What needs to change is the way money moves around inside platforms and products – even a basic three-pot strategy is hard to run on most platforms. Most products only let you hold one portfolio per tax wrapper; something which is entirely silly in this context.
If retirement income construction is to be truly holistic, then client risk modelling needs to happen across wrappers, and it’s highly likely that more than one portfolio will be required in each wrapper. Income has to flow down through the time horizons, and be captured ready to pay out to clients in a structured manner. The provider market currently leaves far too much of this to advisers to organise, but we’ll start to see that shift.
I think the leader in this space right now is Seven Investment Management, but others will start to catch up soon.

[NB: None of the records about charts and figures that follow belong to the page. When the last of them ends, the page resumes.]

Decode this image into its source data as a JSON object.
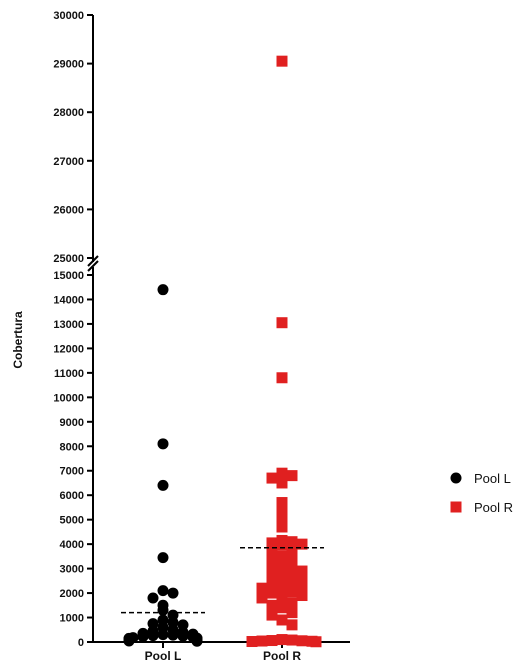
{
  "chart_data": {
    "type": "scatter",
    "ylabel": "Cobertura",
    "categories": [
      "Pool L",
      "Pool R"
    ],
    "y_axis_broken": true,
    "y_segments": [
      {
        "range": [
          0,
          15000
        ],
        "ticks": [
          0,
          1000,
          2000,
          3000,
          4000,
          5000,
          6000,
          7000,
          8000,
          9000,
          10000,
          11000,
          12000,
          13000,
          14000,
          15000
        ]
      },
      {
        "range": [
          25000,
          30000
        ],
        "ticks": [
          25000,
          26000,
          27000,
          28000,
          29000,
          30000
        ]
      }
    ],
    "legend": {
      "placement": "right",
      "entries": [
        {
          "label": "Pool L",
          "series": 0
        },
        {
          "label": "Pool R",
          "series": 1
        }
      ]
    },
    "series": [
      {
        "name": "Pool L",
        "category": "Pool L",
        "marker": "circle",
        "color": "#000000",
        "mean": 1200,
        "values": [
          14400,
          8100,
          6400,
          3450,
          2100,
          2000,
          1800,
          1500,
          1300,
          1100,
          900,
          800,
          750,
          700,
          600,
          500,
          450,
          400,
          350,
          320,
          300,
          280,
          260,
          240,
          220,
          200,
          180,
          160,
          150,
          140,
          130,
          120,
          110,
          100,
          90,
          80,
          60,
          50,
          40,
          30
        ]
      },
      {
        "name": "Pool R",
        "category": "Pool R",
        "marker": "square",
        "color": "#e02020",
        "mean": 3850,
        "values": [
          29050,
          13050,
          10800,
          6900,
          6800,
          6700,
          6500,
          5700,
          5400,
          5000,
          4700,
          4150,
          4100,
          4050,
          4000,
          3950,
          3800,
          3700,
          3500,
          3400,
          3300,
          3200,
          3100,
          3000,
          2900,
          2800,
          2700,
          2600,
          2600,
          2500,
          2450,
          2400,
          2300,
          2200,
          2100,
          2050,
          2000,
          1900,
          1800,
          1700,
          1600,
          1500,
          1400,
          1200,
          1100,
          900,
          700,
          100,
          80,
          60,
          50,
          40,
          30,
          20,
          10
        ]
      }
    ]
  }
}
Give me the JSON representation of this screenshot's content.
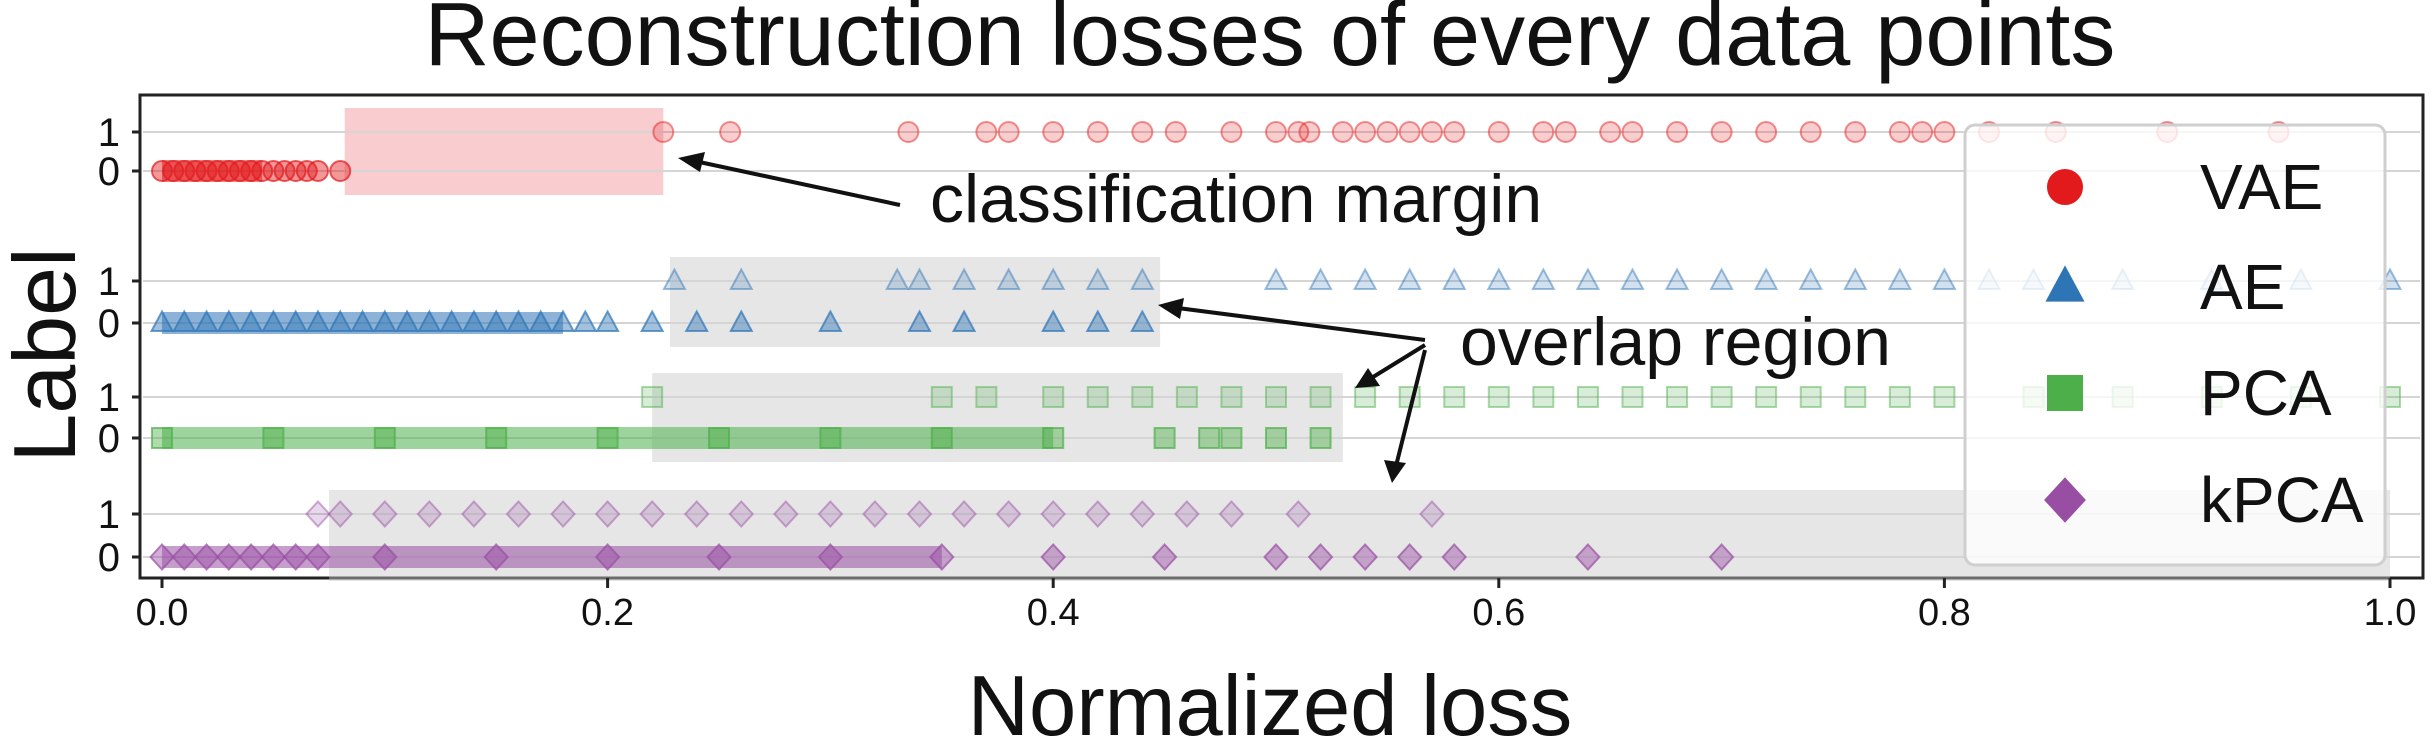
{
  "chart_data": {
    "type": "scatter",
    "title": "Reconstruction losses of every data points",
    "xlabel": "Normalized loss",
    "ylabel": "Label",
    "xlim": [
      0.0,
      1.0
    ],
    "xticks": [
      "0.0",
      "0.2",
      "0.4",
      "0.6",
      "0.8",
      "1.0"
    ],
    "row_ticks": [
      "1",
      "0"
    ],
    "legend_position": "right",
    "grid": "horizontal lines at each label row",
    "series": [
      {
        "name": "VAE",
        "marker": "circle",
        "color": "#e31a1c",
        "label_0_x": [
          0.0,
          0.005,
          0.01,
          0.015,
          0.02,
          0.025,
          0.03,
          0.035,
          0.04,
          0.045,
          0.05,
          0.055,
          0.06,
          0.065,
          0.07,
          0.08
        ],
        "label_1_x": [
          0.225,
          0.255,
          0.335,
          0.37,
          0.38,
          0.4,
          0.42,
          0.44,
          0.455,
          0.48,
          0.5,
          0.51,
          0.515,
          0.53,
          0.54,
          0.55,
          0.56,
          0.57,
          0.58,
          0.6,
          0.62,
          0.63,
          0.65,
          0.66,
          0.68,
          0.7,
          0.72,
          0.74,
          0.76,
          0.78,
          0.79,
          0.8,
          0.82,
          0.85,
          0.9,
          0.95
        ]
      },
      {
        "name": "AE",
        "marker": "triangle",
        "color": "#2e75b6",
        "label_0_x": [
          0.0,
          0.01,
          0.02,
          0.03,
          0.04,
          0.05,
          0.06,
          0.07,
          0.08,
          0.09,
          0.1,
          0.11,
          0.12,
          0.13,
          0.14,
          0.15,
          0.16,
          0.17,
          0.18,
          0.19,
          0.2,
          0.22,
          0.24,
          0.26,
          0.3,
          0.34,
          0.36,
          0.4,
          0.42,
          0.44
        ],
        "label_1_x": [
          0.23,
          0.26,
          0.33,
          0.34,
          0.36,
          0.38,
          0.4,
          0.42,
          0.44,
          0.5,
          0.52,
          0.54,
          0.56,
          0.58,
          0.6,
          0.62,
          0.64,
          0.66,
          0.68,
          0.7,
          0.72,
          0.74,
          0.76,
          0.78,
          0.8,
          0.82,
          0.84,
          0.88,
          0.92,
          0.96,
          1.0
        ]
      },
      {
        "name": "PCA",
        "marker": "square",
        "color": "#4daf4a",
        "label_0_x": [
          0.0,
          0.05,
          0.1,
          0.15,
          0.2,
          0.25,
          0.3,
          0.35,
          0.4,
          0.45,
          0.47,
          0.48,
          0.5,
          0.52
        ],
        "label_1_x": [
          0.22,
          0.35,
          0.37,
          0.4,
          0.42,
          0.44,
          0.46,
          0.48,
          0.5,
          0.52,
          0.54,
          0.56,
          0.58,
          0.6,
          0.62,
          0.64,
          0.66,
          0.68,
          0.7,
          0.72,
          0.74,
          0.76,
          0.78,
          0.8,
          0.84,
          0.88,
          0.92,
          0.96,
          1.0
        ]
      },
      {
        "name": "kPCA",
        "marker": "diamond",
        "color": "#984ea3",
        "label_0_x": [
          0.0,
          0.01,
          0.02,
          0.03,
          0.04,
          0.05,
          0.06,
          0.07,
          0.1,
          0.15,
          0.2,
          0.25,
          0.3,
          0.35,
          0.4,
          0.45,
          0.5,
          0.52,
          0.54,
          0.56,
          0.58,
          0.64,
          0.7
        ],
        "label_1_x": [
          0.07,
          0.08,
          0.1,
          0.12,
          0.14,
          0.16,
          0.18,
          0.2,
          0.22,
          0.24,
          0.26,
          0.28,
          0.3,
          0.32,
          0.34,
          0.36,
          0.38,
          0.4,
          0.42,
          0.44,
          0.46,
          0.48,
          0.51,
          0.57
        ]
      }
    ],
    "regions": [
      {
        "series": "VAE",
        "x": [
          0.082,
          0.225
        ],
        "type": "classification margin"
      },
      {
        "series": "AE",
        "x": [
          0.228,
          0.448
        ],
        "type": "overlap region"
      },
      {
        "series": "PCA",
        "x": [
          0.22,
          0.53
        ],
        "type": "overlap region"
      },
      {
        "series": "kPCA",
        "x": [
          0.075,
          1.0
        ],
        "type": "overlap region"
      }
    ],
    "annotations": [
      {
        "text": "classification margin",
        "target": "VAE"
      },
      {
        "text": "overlap region",
        "target": "AE/PCA/kPCA"
      }
    ]
  }
}
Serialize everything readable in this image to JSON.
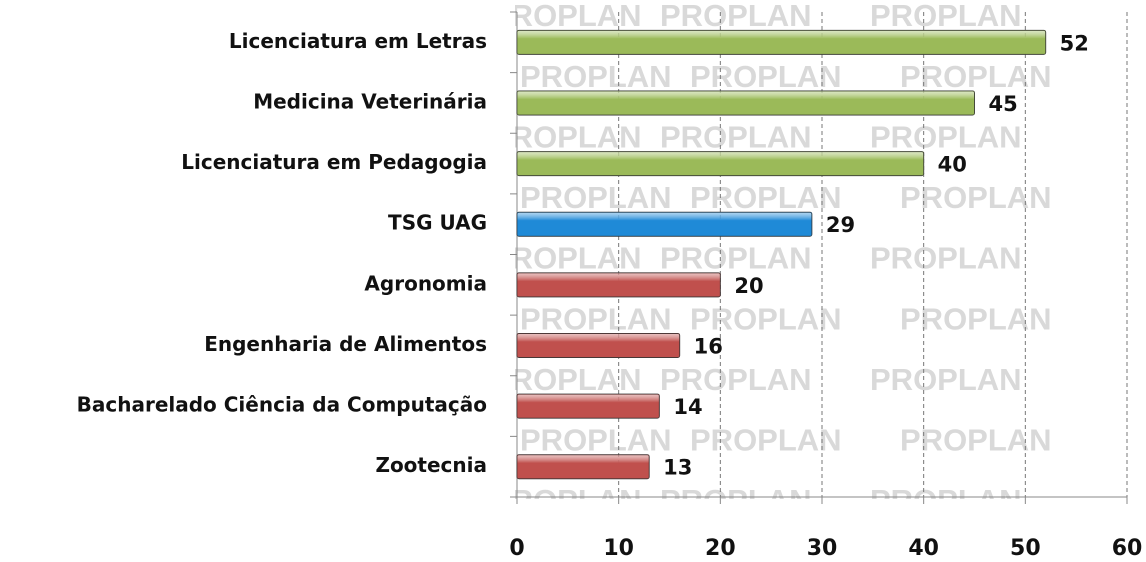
{
  "chart_data": {
    "type": "bar",
    "orientation": "horizontal",
    "watermark": "PROPLAN",
    "categories": [
      "Licenciatura em Letras",
      "Medicina Veterinária",
      "Licenciatura em Pedagogia",
      "TSG UAG",
      "Agronomia",
      "Engenharia de Alimentos",
      "Bacharelado Ciência da Computação",
      "Zootecnia"
    ],
    "values": [
      52,
      45,
      40,
      29,
      20,
      16,
      14,
      13
    ],
    "colors": [
      "#9bbb59",
      "#9bbb59",
      "#9bbb59",
      "#1f8ad8",
      "#c0504d",
      "#c0504d",
      "#c0504d",
      "#c0504d"
    ],
    "xlim": [
      0,
      60
    ],
    "xticks": [
      0,
      10,
      20,
      30,
      40,
      50,
      60
    ],
    "grid": true
  }
}
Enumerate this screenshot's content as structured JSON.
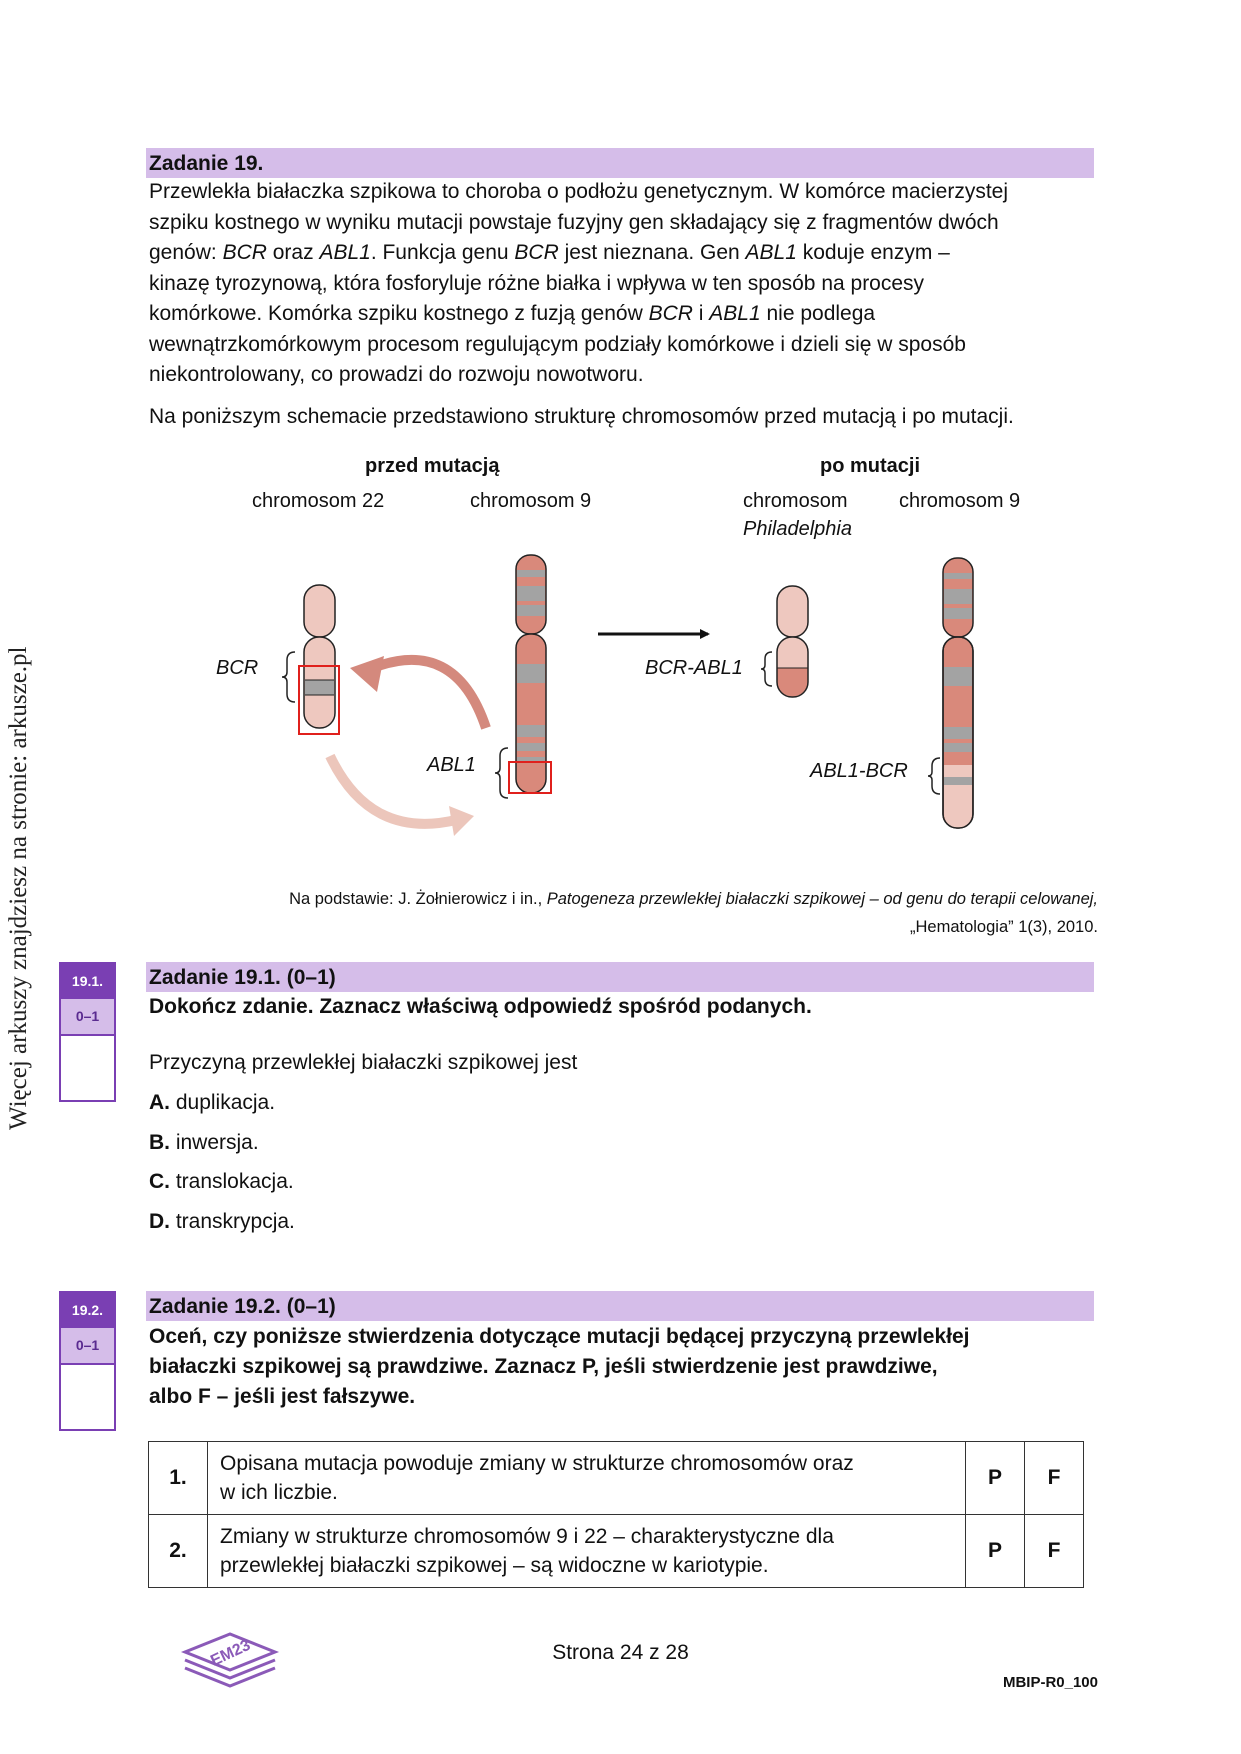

Again, it’s not that portfolios are wrong; it’s just that they’re not enough.
Finally, here are a few companies to watch in 2019:
- Seccl – the first new-generation ‘adviser-as-platform’ proposition will get going in earnest.
- Embark – the business has been busy with Sipp acquisitions and white label deals and has ignored the platform a bit; this is going to change and that 0.15 per cent price point is super aggressive.
- Advicefront – already delivering excellent sign-up experiences, we should see much more from this fintech firm in 2019.
- eVestor – one of the very few robos that actually gives advice; eVestor (and its sister, Open Money) will make the most of its uSwitch partnership and give holistic advice that isn’t all about pensions and investments.
And that’s it. We’ll see how we do. I don’t know about you, but I’m really looking forward to it.